Key knowledge for safe handling
The two factors that can be most easily monitored to keep risks as low as reasonably practicable (ALARP) are knowing the characteristics of the powder itself. This can be achieved by referring to the data sheet and by removing any likely ignition source, such as sparks, electrostatic discharge or friction hot spots due to poor plant maintenance. For reference, the European Chemicals Agency (ECHA) has a database of over 235,000 safety data sheets available online for which are compliant with the UN’s Globally Harmonised System (GHS).
Control of ignition sources
Removal of ignition sources is the single most controllable factor in avoiding dust explosions. National Fire Protection Association regulations, regarded as mandatory in many US industries, regulate the metal/non-metal mining and mineral processing industry. This industry has a high prevalence of confined combustible dust where sulfide explosions due to processing copper ore are a known risk. NFPA 122 in Scope A.1.1 specifically states:
“Ignition sources for these hazards are present and cannot always be controlled. The most common ignition source in this industry is uncontrolled hot work.”

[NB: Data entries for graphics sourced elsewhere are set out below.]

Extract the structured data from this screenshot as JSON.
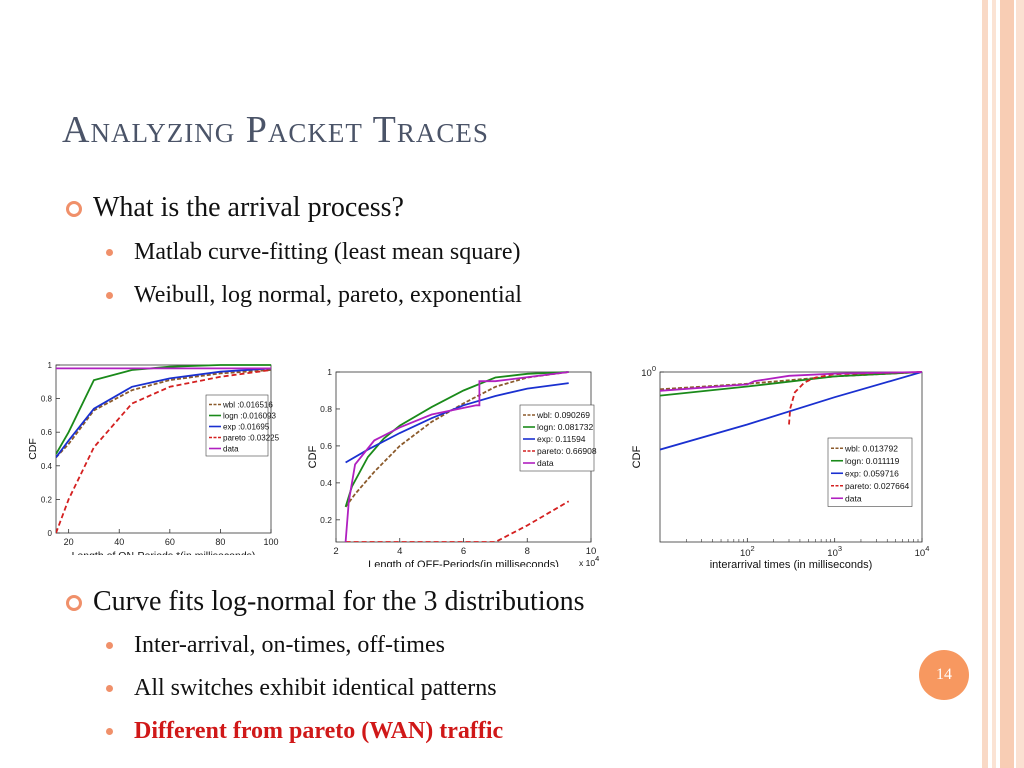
{
  "slide": {
    "title": "Analyzing Packet Traces",
    "page_number": "14",
    "bullets": [
      {
        "text": "What is the arrival process?",
        "sub": [
          "Matlab curve-fitting (least mean square)",
          "Weibull, log normal, pareto, exponential"
        ]
      },
      {
        "text": "Curve fits log-normal for the 3 distributions",
        "sub": [
          "Inter-arrival, on-times, off-times",
          "All switches exhibit identical patterns",
          "Different from pareto (WAN) traffic"
        ]
      }
    ],
    "colors": {
      "title": "#4b5468",
      "accent": "#f0906a",
      "highlight": "#d01818",
      "badge": "#f79860"
    }
  },
  "chart_data": [
    {
      "type": "line",
      "xlabel": "Length of ON-Periods *(in milliseconds)",
      "ylabel": "CDF",
      "xlim": [
        15,
        100
      ],
      "ylim": [
        0,
        1
      ],
      "xticks": [
        20,
        40,
        60,
        80,
        100
      ],
      "yticks": [
        0,
        0.2,
        0.4,
        0.6,
        0.8,
        1
      ],
      "xtick_labels": [
        "20",
        "40",
        "60",
        "80",
        "100"
      ],
      "ytick_labels": [
        "0",
        "0.2",
        "0.4",
        "0.6",
        "0.8",
        "1"
      ],
      "legend": "bottom-right",
      "series": [
        {
          "name": "wbl :0.016516",
          "color": "#8b5a2b",
          "dash": "4,2",
          "x": [
            15,
            20,
            30,
            45,
            60,
            80,
            100
          ],
          "y": [
            0.45,
            0.53,
            0.73,
            0.85,
            0.91,
            0.95,
            0.97
          ]
        },
        {
          "name": "logn :0.016093",
          "color": "#1a8a1a",
          "dash": "",
          "x": [
            15,
            20,
            30,
            45,
            60,
            80,
            100
          ],
          "y": [
            0.47,
            0.6,
            0.91,
            0.97,
            0.99,
            1.0,
            1.0
          ]
        },
        {
          "name": "exp :0.01695",
          "color": "#1a30d0",
          "dash": "",
          "x": [
            15,
            20,
            30,
            45,
            60,
            80,
            100
          ],
          "y": [
            0.45,
            0.55,
            0.74,
            0.87,
            0.92,
            0.96,
            0.98
          ]
        },
        {
          "name": "pareto :0.03225",
          "color": "#d42020",
          "dash": "5,3",
          "x": [
            15,
            20,
            30,
            45,
            60,
            80,
            100
          ],
          "y": [
            0.0,
            0.2,
            0.51,
            0.77,
            0.87,
            0.93,
            0.97
          ]
        },
        {
          "name": "data",
          "color": "#b020c0",
          "dash": "",
          "x": [
            15,
            100
          ],
          "y": [
            0.98,
            0.98
          ]
        }
      ]
    },
    {
      "type": "line",
      "xlabel": "Length of OFF-Periods(in milliseconds)",
      "x_multiplier": "x 10",
      "x_multiplier_exp": "4",
      "ylabel": "CDF",
      "xlim": [
        2,
        10
      ],
      "ylim": [
        0.08,
        1
      ],
      "xticks": [
        2,
        4,
        6,
        8,
        10
      ],
      "yticks": [
        0.2,
        0.4,
        0.6,
        0.8,
        1
      ],
      "xtick_labels": [
        "2",
        "4",
        "6",
        "8",
        "10"
      ],
      "ytick_labels": [
        "0.2",
        "0.4",
        "0.6",
        "0.8",
        "1"
      ],
      "legend": "bottom-right",
      "series": [
        {
          "name": "wbl: 0.090269",
          "color": "#8b5a2b",
          "dash": "4,2",
          "x": [
            2.3,
            2.6,
            3.2,
            4,
            5,
            6,
            7,
            8,
            9.3
          ],
          "y": [
            0.27,
            0.34,
            0.46,
            0.6,
            0.73,
            0.83,
            0.92,
            0.97,
            1.0
          ]
        },
        {
          "name": "logn: 0.081732",
          "color": "#1a8a1a",
          "dash": "",
          "x": [
            2.3,
            2.5,
            3,
            3.5,
            4,
            5,
            6,
            7,
            8,
            9.3
          ],
          "y": [
            0.27,
            0.38,
            0.54,
            0.64,
            0.71,
            0.81,
            0.9,
            0.97,
            0.99,
            1.0
          ]
        },
        {
          "name": "exp: 0.11594",
          "color": "#1a30d0",
          "dash": "",
          "x": [
            2.3,
            3,
            4,
            5,
            6,
            7,
            8,
            9.3
          ],
          "y": [
            0.51,
            0.58,
            0.67,
            0.75,
            0.82,
            0.87,
            0.91,
            0.94
          ]
        },
        {
          "name": "pareto: 0.66908",
          "color": "#d42020",
          "dash": "5,3",
          "x": [
            2.3,
            4,
            6,
            7,
            8,
            9.3
          ],
          "y": [
            0.08,
            0.08,
            0.08,
            0.08,
            0.17,
            0.3
          ]
        },
        {
          "name": "data",
          "color": "#b020c0",
          "dash": "",
          "x": [
            2.3,
            2.4,
            2.6,
            3.2,
            4,
            5,
            6.4,
            6.5,
            6.5,
            7,
            9.3
          ],
          "y": [
            0.08,
            0.3,
            0.5,
            0.63,
            0.7,
            0.77,
            0.82,
            0.82,
            0.95,
            0.95,
            1.0
          ]
        }
      ]
    },
    {
      "type": "line",
      "xlabel": "interarrival times (in milliseconds)",
      "ylabel": "CDF",
      "x_scale": "log",
      "y_scale": "log",
      "xlim": [
        10,
        10000
      ],
      "ylim": [
        0.04,
        1
      ],
      "xticks": [
        100,
        1000,
        10000
      ],
      "xtick_labels": [
        [
          "10",
          "2"
        ],
        [
          "10",
          "3"
        ],
        [
          "10",
          "4"
        ]
      ],
      "yticks": [
        1
      ],
      "ytick_labels": [
        [
          "10",
          "0"
        ]
      ],
      "legend": "bottom-right",
      "series": [
        {
          "name": "wbl: 0.013792",
          "color": "#8b5a2b",
          "dash": "4,2",
          "x": [
            10,
            100,
            1000,
            10000
          ],
          "y": [
            0.72,
            0.8,
            0.92,
            1.0
          ]
        },
        {
          "name": "logn: 0.011119",
          "color": "#1a8a1a",
          "dash": "",
          "x": [
            10,
            100,
            1000,
            10000
          ],
          "y": [
            0.64,
            0.76,
            0.92,
            1.0
          ]
        },
        {
          "name": "exp: 0.059716",
          "color": "#1a30d0",
          "dash": "",
          "x": [
            10,
            100,
            1000,
            10000
          ],
          "y": [
            0.23,
            0.37,
            0.62,
            1.0
          ]
        },
        {
          "name": "pareto: 0.027664",
          "color": "#d42020",
          "dash": "5,3",
          "x": [
            300,
            310,
            350,
            450,
            600,
            1000,
            10000
          ],
          "y": [
            0.37,
            0.5,
            0.68,
            0.82,
            0.9,
            0.96,
            1.0
          ]
        },
        {
          "name": "data",
          "color": "#b020c0",
          "dash": "",
          "x": [
            10,
            100,
            120,
            300,
            1000,
            10000
          ],
          "y": [
            0.7,
            0.79,
            0.84,
            0.93,
            0.97,
            1.0
          ]
        }
      ]
    }
  ]
}
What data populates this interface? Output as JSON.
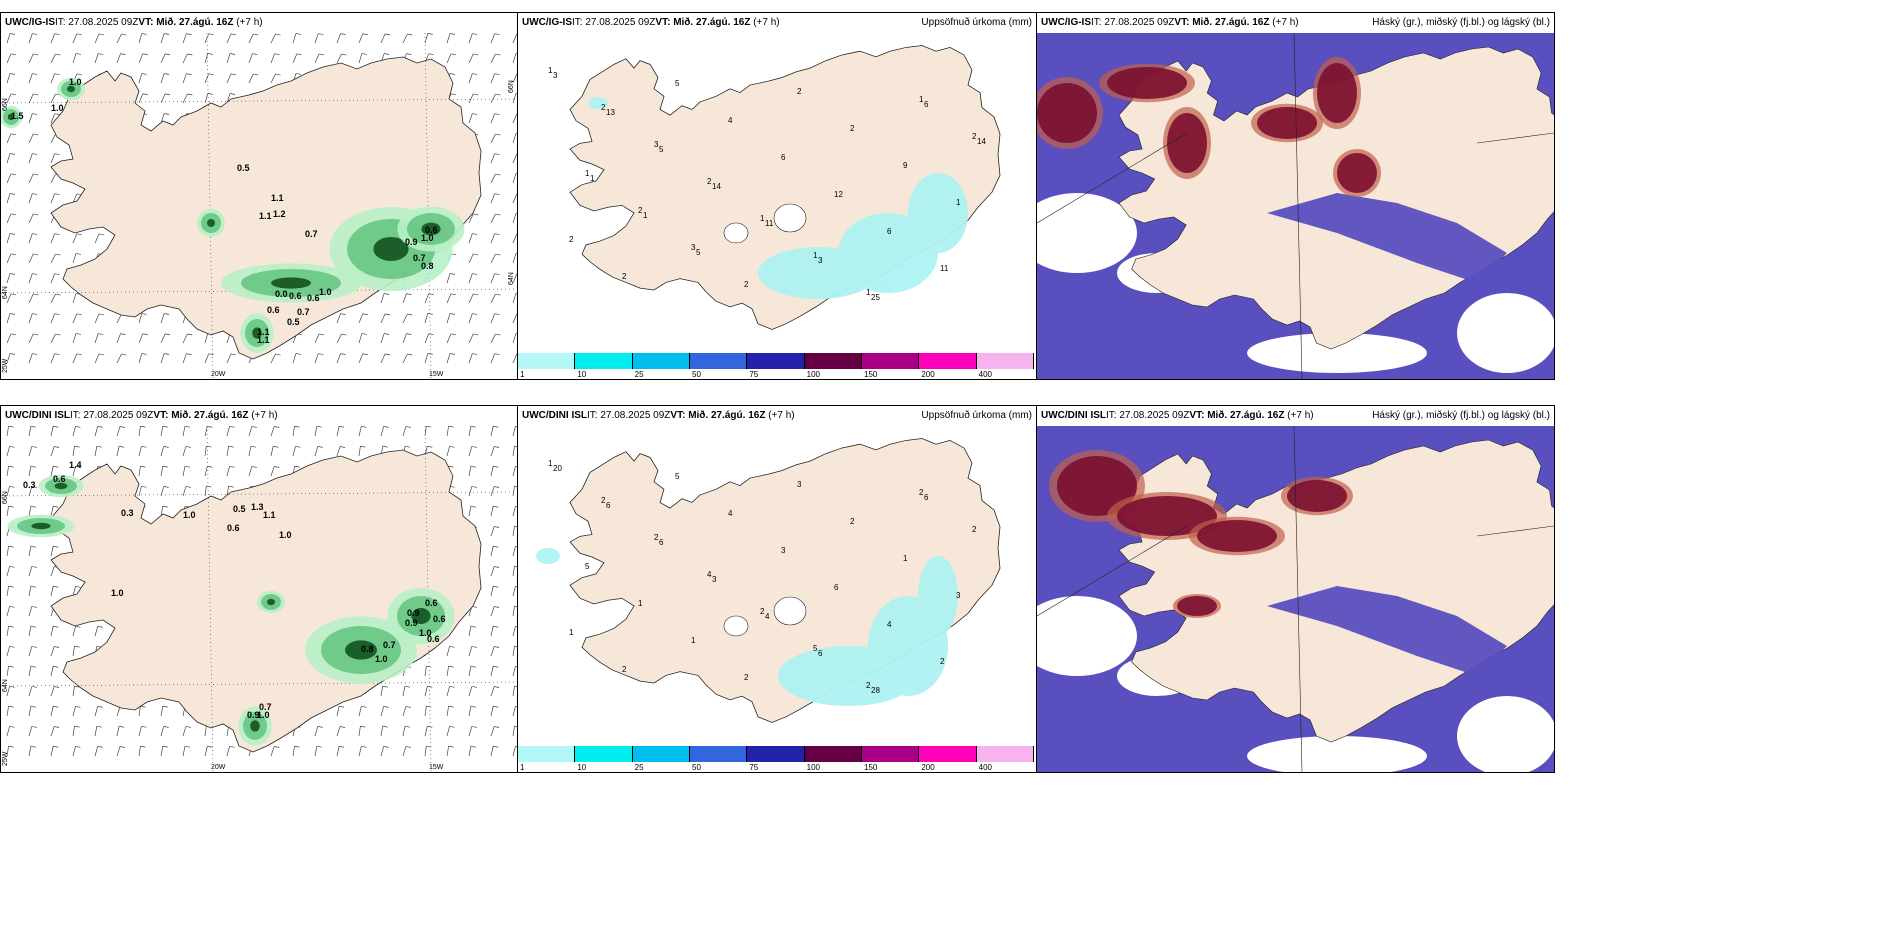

In the United Kingdom, the Health and Safety Executive also concur on the removal of ignition sources as being critical. Their document HSG103 on safe handling of combustible dusts states:
“The great majority of dust explosions start inside the process plant, and most of the control measures concern conditions inside the dust handling system. They can be grouped under the headings of:
- controls over dust cloud formation
- preventing the explosive atmosphere by inerting
- avoiding ignition sources
- plant controls”
Control of the size of a dust cloud in a plant and oxygen concentration in that cloud is not precise and inerting, using a gas such as nitrogen also carries a risk of asphyxiation which has happened on occasion. This leads us back to avoidance of ignition sources as being the primary control method to prevent combustion as “plant controls” refers to mitigation of fire or explosion by ventilation, sprinklers, or blast diversion after the combustion event, to avoid secondary dust explosions.
The HSE also goes on to state in paragraph 31 of the same publication that:
“Sparks from hot work may travel a considerable distance, particularly if you carry out the work at a high level. You can greatly reduce the risk of ignition by adopting cold cutting methods.“
The risk assessment required for work permit generation in process plants handling a highly flammable powder or combustible dust will necessarily focus on risk reduction or prevention. In these situations where prevention of the ignition factor is paramount, the use of cold work or non-sparking tools in these environments is both cost-effective and safer as it avoids the requirement for “hot work” habitats. This safety tool policy adoption, along with regular plant maintenance to prevent friction hotspots, ensures the lowest possible risk to personnel and property.